I have a simple PopupMenuButton implementation on appTitle . Here it is:

PopupMenuItem<int> _buildMenuItem(int size) {
  return PopupMenuItem<int>(
    value: size,
    child: Text('${size}x$size'),
  );
}

return Scaffold(
  appBar: AppBar(
    title: Text('Some title'),
    actions: <Widget>[
      PopupMenuButton<int>(
        icon: Icon(Icons.refresh),
        onSelected: _canReplay()
            ? (int size) {
                // do something with the size
              }
            : null,
        itemBuilder: (BuildContext context) => <PopupMenuItem<int>>[
              _buildMenuItem(3),
              _buildMenuItem(4),
              _buildMenuItem(5),
            ],
      ),
    ],
  ),
  body: ...
);

UPDATED - I have realized my initial question might not be quite clear, so I rephrased it below:

What I would like to achieve is to disable PopupMenuButton based on app condition. Using the above code, I can enable / disable onSelected method invocation, however, icon appearance does not change.

To summarize - I would like the entire PopupMenuButton along with its icon to become disabled in the same fashion IconButton is disabled with you pass null to its onPressed method. That way, the user won't be able to even press the button and to invoke the menu.

Is that achievable?

Answer 1

You can use the enabled property of the PopupMenuItem widget.

  PopupMenuItem<int> _buildMenuItem(int size, bool enabled) {
    return PopupMenuItem<int>(
      value: size,
      child: Text('${size}x$size'),
      enabled: enabled,
    );
  }


      itemBuilder: (BuildContext context) => <PopupMenuItem<int>>[
        _buildMenuItem(3, true),
        _buildMenuItem(4, false),
        _buildMenuItem(5, true),
      ],

More info: https://docs.flutter.io/flutter/material/PopupMenuItem/enabled.html

UPDATE

Based on the new information you give us about your question, it's not possible to disable the button using the PopupMenuButton button, but this is Flutter, so you can create your own Widget.
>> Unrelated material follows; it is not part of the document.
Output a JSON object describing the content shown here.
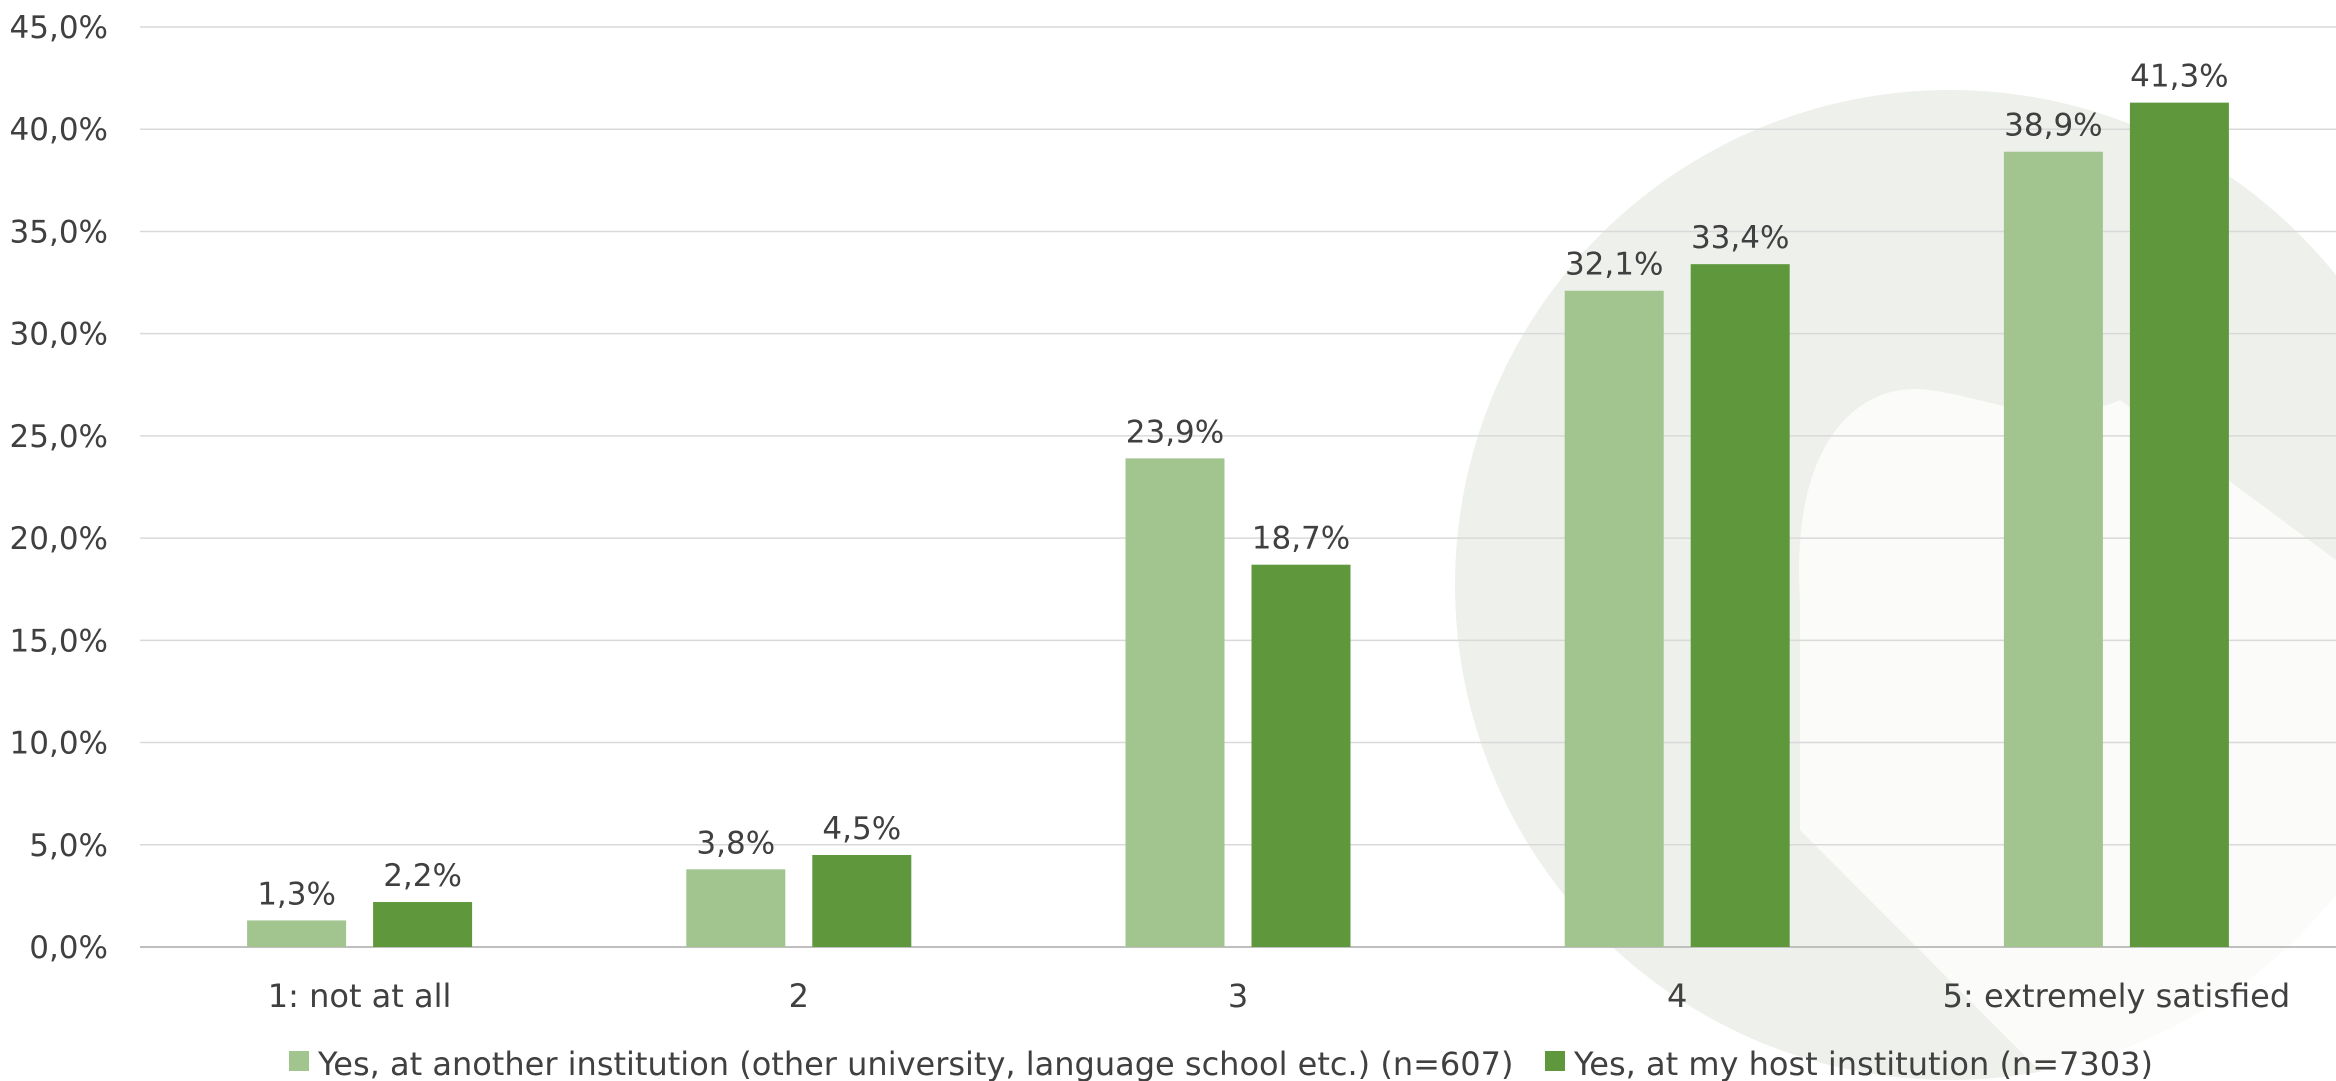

I created a custom PopupMenuButton where you can use the enabled property, take a look :

https://gist.github.com/diegoveloper/a388dd42a01ffff04cd51ec026381fe3

Usage:

    MyOwnPopupMenuButton<int>(
          enabled: _canReplay(),
          icon: Icon(
            Icons.refresh,
            color: _canReplay() ? Colors.black : Colors.black.withOpacity(0.4),
          ),
          onSelected: _canReplay()
              ? (int size) {
                  // do something with the size
                }
              : null,
          itemBuilder: (BuildContext context) => <PopupMenuItem<int>>[
                _buildMenuItem(3),
                _buildMenuItem(4),
                _buildMenuItem(5),
              ],
        )

Answer 2

After few hours, I ended up with a following solution, which fits my requirements and it is implemented w/o any complex custom widgets. Here it is:

return Scaffold(
  appBar: AppBar(
    title: Text(allTranslations.text('Some title')),
    actions: <Widget>[
      _canReplay()
          ? PopupMenuButton<int>(
              icon: Icon(Icons.refresh),
              onSelected: (int size) {
                // do something with size
              },
              itemBuilder: (BuildContext context) => <PopupMenuItem<int>>[
                    _buildMenuItem(3),
                    _buildMenuItem(4),
                    _buildMenuItem(5),
                  ],
            )
          : IconButton(
              icon: Icon(Icons.refresh),
        onPressed: null,
            ),
    ],
  ),
  body: ...
);